If the resulting image is one large blur / empty image, it means the prompt entered contained keywords that have been restricted by the developers, and has therefore resulted in a censoring of the image.

Further details on model parameters

In the Stable Diffusion 3 Medium basic workflow there are several other parameters that may be modified to change the model behaviour.
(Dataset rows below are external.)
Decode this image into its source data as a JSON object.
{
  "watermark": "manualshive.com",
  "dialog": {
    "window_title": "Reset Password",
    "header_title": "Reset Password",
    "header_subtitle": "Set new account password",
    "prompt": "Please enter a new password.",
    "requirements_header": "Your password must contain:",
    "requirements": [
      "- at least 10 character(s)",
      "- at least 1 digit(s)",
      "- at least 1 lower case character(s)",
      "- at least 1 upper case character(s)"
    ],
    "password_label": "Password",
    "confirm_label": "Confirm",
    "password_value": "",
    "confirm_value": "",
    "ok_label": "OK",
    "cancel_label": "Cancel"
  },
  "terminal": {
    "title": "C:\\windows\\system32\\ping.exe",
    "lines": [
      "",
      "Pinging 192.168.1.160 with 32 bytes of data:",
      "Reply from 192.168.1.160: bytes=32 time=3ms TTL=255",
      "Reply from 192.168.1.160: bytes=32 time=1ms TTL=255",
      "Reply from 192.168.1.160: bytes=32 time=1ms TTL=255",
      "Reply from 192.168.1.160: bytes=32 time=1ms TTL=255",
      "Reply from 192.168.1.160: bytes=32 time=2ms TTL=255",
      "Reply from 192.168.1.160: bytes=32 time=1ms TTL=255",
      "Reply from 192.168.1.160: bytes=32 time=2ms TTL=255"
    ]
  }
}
Conditioning Timestep start/end

These parameters can range from 0.0 to 1.0 and indicate when the model should start incorporating the information from either the positive or negative prompt. In the default settings of the basic workflow the positive prompt information is incorporated throughout the generation of the image, whereas the negative prompt is only incorporated once the first 10% of the steps of the generation process has been completed.

Model sampling shift

This parameter (by default on 3.0) affects the overall structure of the image. A higher value results in greater emphasis on the larger structures, whereas a smaller value places greater emphasis on details. For ‘upscaling’ (more advanced) a smaller value is recommended. The parameter may be set to at most 100, but values above 10 are known to result in significantly worse images.

Steps

Stable Diffusion uses diffusion technology to create the images, which gradually removes noise from the image. The steps indicate how many times the model should try to remove this noise. A lower number of steps results in faster image generation, but more blurry images. A higher number of steps can increase detail, but will also take more time. When you are just starting out with an image concept a smaller number of steps (10-15) can help you find the right type of image. Once you are happy you can then increase this to greater values.

CFG

How much do you want the model to adhere to the prompt, and how much creative freedom do you want to give the model? The lower the value the more creative the model is allowed to become, whereas a higher value makes the model adhere more strictly to the prompt. A higher adherence to the prompt is not always a good thing, as it might affect the quality and the coherence of the image. A value between 2-6 is usable for more creative images, between 7-10 for more balance, and between 10-15 for more specific prompts. Above that the quality degrades significantly.

Denoise

How significantly should the model stick to the initial image? A value of 1.0 means the model has full creative freedom to change the initial image, whereas a value of 0.0 means the original image remains the same. As in this basic workflow there is no initial image the model should have full creative freedom, but when using more advanced workflows where an image is uploaded for modification this setting should be changed accordingly.

Sampler name and scheduler

These settings are used to define how the image should be created statistically (sampler) and  temporally (scheduler). For the purposes of this guide we recommend keeping these on the default settings (‘dpmpp_2m’ and ‘sgm_uniform’), but should you wish to experiment with alternative methods of generation this is one of the settings that could be changed.

Alternative model versions

This guide used Stable Diffusion 3 Medium as example, but other models are available. These may require different workflows, hardware specifications, or understanding of the methodology.